• Review: Yella

    YellaAfter hearing a lot about the intensity of German film, Yella, as it toured around the festival circuit, and after it finally got a very limited commercial release this weekend in the United States (A British, R2 PAL DVD has been around since January for those inclined not to wait for a wider release which likely will not be happening). The film is one of those icily precise modern thrillers in the same vein as Stanley Kubrick’s Eyes Wide Shut, Jonathan Glazer’s Birth, Denis Dercourt’s The Page Turner or Michael Haneke’s Caché. Yes, Yella is that good.

    *Possible SPOILERS follow after the Jump*

    Gripping and unsettling, even as it gives its twist away in the first reel for anyone who may have seen Carnival of Souls, or favours the Twilight Zone, the obvious source templates used by director Christian Petzold. However, the twist is besides the point, serving as a double underscore to the films outlook of global commerce in a modern Germany.

    The film opens with Yella (Nina Hoss who gives a tightly-wound performance which won her several awards in Germany) leaving her small town in sleepy rural eastern Germany for a big aviation research firm in glass and concrete urban western Germany. She is leaving for a fresh start after a business start-up gone horribly wrong with her husband (him CEO, her accountant) has soured their relationship to the point of him stalking her around town while she desperately tries to cut all ties. As a gesture to do just that, she lets him drive her to the train-station and spend a few last moments together which he exploits by driving his SUV off of a bridge into Owl Creek.

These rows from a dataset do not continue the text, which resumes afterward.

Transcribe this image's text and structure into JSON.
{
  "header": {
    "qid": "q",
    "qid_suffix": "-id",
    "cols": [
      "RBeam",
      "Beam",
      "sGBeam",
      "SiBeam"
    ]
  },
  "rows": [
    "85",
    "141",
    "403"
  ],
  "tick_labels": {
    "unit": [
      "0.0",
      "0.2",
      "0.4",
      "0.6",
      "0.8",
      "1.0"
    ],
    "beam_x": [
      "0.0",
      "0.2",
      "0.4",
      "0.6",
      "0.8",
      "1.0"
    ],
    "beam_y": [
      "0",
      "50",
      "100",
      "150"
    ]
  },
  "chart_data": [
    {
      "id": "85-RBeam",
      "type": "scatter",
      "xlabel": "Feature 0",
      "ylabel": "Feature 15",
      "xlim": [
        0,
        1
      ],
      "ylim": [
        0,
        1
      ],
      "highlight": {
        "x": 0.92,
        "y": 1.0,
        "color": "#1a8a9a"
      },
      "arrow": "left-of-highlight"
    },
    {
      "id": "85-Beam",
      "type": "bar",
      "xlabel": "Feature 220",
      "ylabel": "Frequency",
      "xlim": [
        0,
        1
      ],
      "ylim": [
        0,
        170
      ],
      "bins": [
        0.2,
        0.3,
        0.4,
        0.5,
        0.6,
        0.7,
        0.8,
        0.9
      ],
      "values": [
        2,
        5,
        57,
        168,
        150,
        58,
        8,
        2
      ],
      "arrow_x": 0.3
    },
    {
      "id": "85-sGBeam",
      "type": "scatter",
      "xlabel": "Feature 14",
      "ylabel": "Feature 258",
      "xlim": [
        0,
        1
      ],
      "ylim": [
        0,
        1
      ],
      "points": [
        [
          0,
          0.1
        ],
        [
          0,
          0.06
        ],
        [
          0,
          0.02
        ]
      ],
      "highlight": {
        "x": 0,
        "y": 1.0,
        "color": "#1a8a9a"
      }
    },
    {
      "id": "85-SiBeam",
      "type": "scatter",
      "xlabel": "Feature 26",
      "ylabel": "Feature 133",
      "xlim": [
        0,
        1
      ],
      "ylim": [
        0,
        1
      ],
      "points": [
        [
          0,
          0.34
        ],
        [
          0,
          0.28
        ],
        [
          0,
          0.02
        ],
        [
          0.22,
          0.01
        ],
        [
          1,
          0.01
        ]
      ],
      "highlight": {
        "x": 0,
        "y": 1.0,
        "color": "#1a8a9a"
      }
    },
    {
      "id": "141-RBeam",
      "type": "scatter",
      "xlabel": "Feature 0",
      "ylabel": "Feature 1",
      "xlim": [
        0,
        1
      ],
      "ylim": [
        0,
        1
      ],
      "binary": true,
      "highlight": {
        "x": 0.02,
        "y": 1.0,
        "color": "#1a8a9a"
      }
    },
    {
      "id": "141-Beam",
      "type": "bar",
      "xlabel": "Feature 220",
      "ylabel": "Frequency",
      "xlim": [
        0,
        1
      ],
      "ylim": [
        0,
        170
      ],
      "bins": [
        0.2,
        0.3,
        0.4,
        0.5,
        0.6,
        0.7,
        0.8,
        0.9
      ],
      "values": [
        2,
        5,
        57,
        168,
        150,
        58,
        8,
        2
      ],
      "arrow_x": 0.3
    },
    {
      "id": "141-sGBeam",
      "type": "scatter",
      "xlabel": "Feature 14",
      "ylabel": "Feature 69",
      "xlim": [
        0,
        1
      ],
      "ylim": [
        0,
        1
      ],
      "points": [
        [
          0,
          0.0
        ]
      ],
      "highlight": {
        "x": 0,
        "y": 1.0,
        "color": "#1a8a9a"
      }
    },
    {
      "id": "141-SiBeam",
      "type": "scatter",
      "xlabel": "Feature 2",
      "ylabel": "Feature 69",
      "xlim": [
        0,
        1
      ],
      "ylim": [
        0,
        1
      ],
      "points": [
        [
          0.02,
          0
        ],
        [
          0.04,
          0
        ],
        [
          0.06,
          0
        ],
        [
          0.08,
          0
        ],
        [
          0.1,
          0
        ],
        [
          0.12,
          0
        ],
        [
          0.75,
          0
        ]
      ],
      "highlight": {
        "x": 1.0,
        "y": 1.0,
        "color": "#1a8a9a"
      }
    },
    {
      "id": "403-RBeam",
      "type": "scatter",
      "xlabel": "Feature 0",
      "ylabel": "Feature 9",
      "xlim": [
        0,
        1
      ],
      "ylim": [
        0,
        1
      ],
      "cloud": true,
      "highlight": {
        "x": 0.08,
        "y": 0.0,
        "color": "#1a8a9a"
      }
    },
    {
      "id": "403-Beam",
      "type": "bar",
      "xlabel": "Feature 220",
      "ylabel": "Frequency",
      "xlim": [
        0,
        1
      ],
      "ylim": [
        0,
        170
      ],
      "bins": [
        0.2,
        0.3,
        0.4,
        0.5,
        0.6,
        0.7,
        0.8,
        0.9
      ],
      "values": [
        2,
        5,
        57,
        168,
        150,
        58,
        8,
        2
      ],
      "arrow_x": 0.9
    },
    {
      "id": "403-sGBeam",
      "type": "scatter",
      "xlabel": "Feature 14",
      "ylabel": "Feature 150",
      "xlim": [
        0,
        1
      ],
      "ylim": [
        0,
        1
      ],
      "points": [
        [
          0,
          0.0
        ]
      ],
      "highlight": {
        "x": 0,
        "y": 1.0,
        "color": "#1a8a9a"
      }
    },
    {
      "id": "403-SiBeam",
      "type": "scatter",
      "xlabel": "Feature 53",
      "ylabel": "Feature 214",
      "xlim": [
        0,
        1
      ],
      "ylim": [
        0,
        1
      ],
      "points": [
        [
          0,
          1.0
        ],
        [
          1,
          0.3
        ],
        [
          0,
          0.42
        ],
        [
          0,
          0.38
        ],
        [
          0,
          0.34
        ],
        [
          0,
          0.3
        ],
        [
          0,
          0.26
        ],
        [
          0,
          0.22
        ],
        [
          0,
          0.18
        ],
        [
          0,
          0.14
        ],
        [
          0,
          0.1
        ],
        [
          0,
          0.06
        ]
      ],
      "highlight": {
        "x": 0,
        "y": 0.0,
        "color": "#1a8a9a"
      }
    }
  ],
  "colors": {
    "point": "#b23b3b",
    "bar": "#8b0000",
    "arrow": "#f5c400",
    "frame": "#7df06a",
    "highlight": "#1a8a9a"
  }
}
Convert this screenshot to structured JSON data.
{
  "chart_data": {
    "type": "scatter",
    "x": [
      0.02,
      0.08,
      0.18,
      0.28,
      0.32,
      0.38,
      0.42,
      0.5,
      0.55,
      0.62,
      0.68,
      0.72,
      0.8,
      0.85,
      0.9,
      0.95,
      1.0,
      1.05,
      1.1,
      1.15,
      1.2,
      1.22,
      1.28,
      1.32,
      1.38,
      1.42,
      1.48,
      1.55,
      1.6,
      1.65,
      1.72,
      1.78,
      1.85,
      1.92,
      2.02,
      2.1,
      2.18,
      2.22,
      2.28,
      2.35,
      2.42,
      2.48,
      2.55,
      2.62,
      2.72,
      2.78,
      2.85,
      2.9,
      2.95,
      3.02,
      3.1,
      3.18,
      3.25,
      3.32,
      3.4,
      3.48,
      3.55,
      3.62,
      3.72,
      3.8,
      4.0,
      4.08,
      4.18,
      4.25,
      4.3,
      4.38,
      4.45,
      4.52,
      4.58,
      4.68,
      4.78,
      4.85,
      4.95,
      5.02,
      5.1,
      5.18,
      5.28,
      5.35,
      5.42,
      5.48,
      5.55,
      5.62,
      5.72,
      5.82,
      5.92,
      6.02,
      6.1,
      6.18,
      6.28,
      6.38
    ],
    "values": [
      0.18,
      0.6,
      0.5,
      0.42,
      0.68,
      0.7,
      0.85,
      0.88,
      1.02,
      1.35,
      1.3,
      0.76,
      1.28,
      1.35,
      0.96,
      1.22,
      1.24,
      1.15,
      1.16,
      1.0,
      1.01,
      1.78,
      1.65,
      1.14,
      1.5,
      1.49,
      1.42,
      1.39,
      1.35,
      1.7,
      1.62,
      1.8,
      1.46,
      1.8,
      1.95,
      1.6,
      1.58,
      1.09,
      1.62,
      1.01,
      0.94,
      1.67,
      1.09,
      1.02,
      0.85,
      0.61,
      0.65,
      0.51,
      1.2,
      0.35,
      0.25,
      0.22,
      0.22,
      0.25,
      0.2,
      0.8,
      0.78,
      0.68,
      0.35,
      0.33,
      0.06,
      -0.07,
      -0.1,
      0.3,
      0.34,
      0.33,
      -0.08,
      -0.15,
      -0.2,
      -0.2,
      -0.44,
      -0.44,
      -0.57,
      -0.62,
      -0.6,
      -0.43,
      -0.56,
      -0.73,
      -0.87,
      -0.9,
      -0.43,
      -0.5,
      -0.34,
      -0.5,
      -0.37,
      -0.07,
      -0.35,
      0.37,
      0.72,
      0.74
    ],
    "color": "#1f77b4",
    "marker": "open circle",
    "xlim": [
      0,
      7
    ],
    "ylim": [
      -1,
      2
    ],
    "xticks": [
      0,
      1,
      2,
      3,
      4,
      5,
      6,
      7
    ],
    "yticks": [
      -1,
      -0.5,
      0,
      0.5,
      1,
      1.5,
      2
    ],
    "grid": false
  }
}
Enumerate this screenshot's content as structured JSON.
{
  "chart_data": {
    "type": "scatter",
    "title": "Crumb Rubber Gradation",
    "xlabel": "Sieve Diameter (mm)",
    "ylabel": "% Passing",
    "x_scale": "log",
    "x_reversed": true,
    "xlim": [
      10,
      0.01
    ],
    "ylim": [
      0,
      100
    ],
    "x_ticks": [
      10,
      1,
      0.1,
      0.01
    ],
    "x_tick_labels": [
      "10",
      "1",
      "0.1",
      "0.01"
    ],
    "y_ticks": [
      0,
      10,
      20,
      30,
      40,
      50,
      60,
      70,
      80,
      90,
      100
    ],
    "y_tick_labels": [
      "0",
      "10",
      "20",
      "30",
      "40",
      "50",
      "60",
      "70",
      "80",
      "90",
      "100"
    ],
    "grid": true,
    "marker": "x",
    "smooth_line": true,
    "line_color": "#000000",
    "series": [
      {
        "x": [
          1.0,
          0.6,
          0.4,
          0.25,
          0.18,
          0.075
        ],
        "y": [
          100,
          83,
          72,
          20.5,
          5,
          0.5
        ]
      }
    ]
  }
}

    Somehow, Yella manages to swim out of the sinking vehicle, collect her soggy wet belongings and just make the train out of her old life. She arrives to the aviation firm which has just escorted her new boss (and her potential employment) off the premises, but luckily in the hotel where she is staying she meets a venture capital banker in need of an accountant. It is not long before she is thrust into the high pressure, high chicanery world of multi-million dollar loans for business with bad credit or risky ideas. While the sparse, glassy conference rooms with large tables piled with half-full plastic water bottles are framed and shot as soul-crushing negative space, Yella finds herself quite competent to the double dealings and comfortable with her new business partner. Guilt from fleeing her marriage, and stress from the near-death experience has her hallucinating ghosts and a collection of sounds, while she develops a curious interest in a house in the city where a man, wife and young child live. These images and sounds are not so much a clue to the structural mystery of the movie, but more of a way to constantly keep the viewer on edge. It’s effective watching Yella for the first time, feels like watching a much loved thriller the second or third time, where the overall plot is less important the emotional experience. No small feat for a film that keeps nearly all emotions on very slow-burn Rage, despondence, passion, fear all come in small measured bursts, continually teasing interest in a story that is literally going nowhere (I mean that as high praise!).

    It is quite clear by the midway point that this is not Oliver Stone’s vulgar American greed-fest Wall Street, but more along the lines of Olivier Assayas’ silky continental (and criminally underseen) Demon Lover. Yet the specific allegory of modern German filtered through a distinct cinematic sensibility makes it an interesting fusion of genre styles and a pretty compelling experience of a type which is sadly not encountered very much outside of the festival circuit.

1 Comment


  1. Marina Antunes says:

    I’m a fan of all the film you compared it to, especially “The Page Turner” which came out of no where for me, so I’m on board. May have to break down and just buy the DVD – especially in that company.